I am trying to prove proposition 11.13 in Adamek’s Joy of Cats. The proposition says that if, in a pullback square, the sink object is a terminal object, then the pullback is a product. I tried to prove it and I wanted to check if it is a right proof.
We assume that the square no. (I) is a pullback square and $T$ here is our terminal object. We assume that $A \times B$ is a product of $A$ and $B$ ($\pi_A$ and $\pi_B$ are corresponding projections – see square no. (II)).
Since $T$ is a terminal object, there must be a unique morphism from $A$, $B$ as well as $A \times B$ to $T$. What we can conclude now? That, $\alpha \circ \pi_A$ is equal to $\beta \circ \pi_B$. This is because $T$ is a terminal object.
We have assumed that $A \times B$ is a product of $A$ and $B$. Hence, there should be a unique morphism from any other source with the same codomain as $A \times B$ to it. $A \times B$ itself (with $A$ and $B$ as its codomain) is one of such sources and hence there should a unique morphism from $A \times B$ to itself. Since $id_{A \times B}$ trivially works here, it must be that unique morphism which makes the whole (II) to commute. In a similar manner, $id_P$ should be the unique morphism that makes the whole (I) to commute.
Now, as we have assumed that $A \times B$ is a product, there should be a unique $m$ making (IV) to commute. In the same way, as we have assumed (I) is a pullback square, there should be a unique $n$ with which (V) commutes.
What we can conclude from all these? see diagram no. (III) above. We can conclude that:
$m \circ n = id_{P}$
$n \circ m = id_{A \times B}$
Therefore $m$ and $A \times B$ are isomorphic. And, this enables us to say P is a product.

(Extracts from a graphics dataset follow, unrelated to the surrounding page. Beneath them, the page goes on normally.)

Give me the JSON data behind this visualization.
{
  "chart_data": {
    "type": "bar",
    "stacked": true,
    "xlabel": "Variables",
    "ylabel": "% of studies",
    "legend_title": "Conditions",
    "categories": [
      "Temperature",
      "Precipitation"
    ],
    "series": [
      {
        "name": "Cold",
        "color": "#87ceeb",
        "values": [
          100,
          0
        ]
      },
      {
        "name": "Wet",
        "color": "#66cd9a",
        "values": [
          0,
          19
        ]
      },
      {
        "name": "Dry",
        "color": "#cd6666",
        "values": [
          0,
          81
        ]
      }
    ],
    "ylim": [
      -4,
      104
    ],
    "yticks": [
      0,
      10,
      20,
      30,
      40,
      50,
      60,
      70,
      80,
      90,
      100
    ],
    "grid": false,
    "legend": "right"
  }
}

A final note, if $T$ was not a terminal object, we could not conclude that (II) is commuting. In this proof, I think, we incorporate this piece of information only once (and that's here).
Thanks
Best Answer
You assume that there is such a thing as a product of $A$ and $B$. On what grounds? All you are given is that $T$ is terminal and a pullback exists. You must then show that the pullback is a product of $A$ and $B$. I do not see in what you have quoted an assumption that you may assume the product exists to begin with... If you assume that $A\times B$ exists, then what you argue seems to be correct. But I don't think that it is warranted to make such an assumption.
In this type of statement, the usual way to proceed is to show that the object in question has the "correct" universal property to be a product for $A$ and $B$. So we have a diagram $$\begin{array}{ccl} &&A\\ &&\downarrow\alpha\\ B&\stackrel{\beta}{\longrightarrow}&T \end{array}$$ where $T$ is terminal. We also have that $$\begin{array}{rcl} P&\stackrel{f}{\longrightarrow}&A\\ g\downarrow&&\downarrow \alpha\\ B&\stackrel{\beta}{\longrightarrow}&T \end{array}$$ is the corresponding pullback diagram. We want to show that $(P,f,g)$ is a product of $A$ and $B$.
So let $X$ be any object, and let $\phi_A\colon X\to A$ and $\phi_B\colon X\to B$ be any two morphisms. We must show that there exists a unique morphism $\Phi\colon X\to P$ such that $\phi_A=\Phi f$ and $\phi_B=\Phi g$.
Because $T$ is terminal, $\alpha\phi_A,\beta\phi_B\colon X\to T$ must be equal. By the universal property of the pullback, there exists a unique $\Phi\colon X\to P$ such that $\phi_A=f\Phi$ and $\phi_B=g\Phi$. But this is exactly what we need.
Thus, $P$ is a product of $A$ and $B$.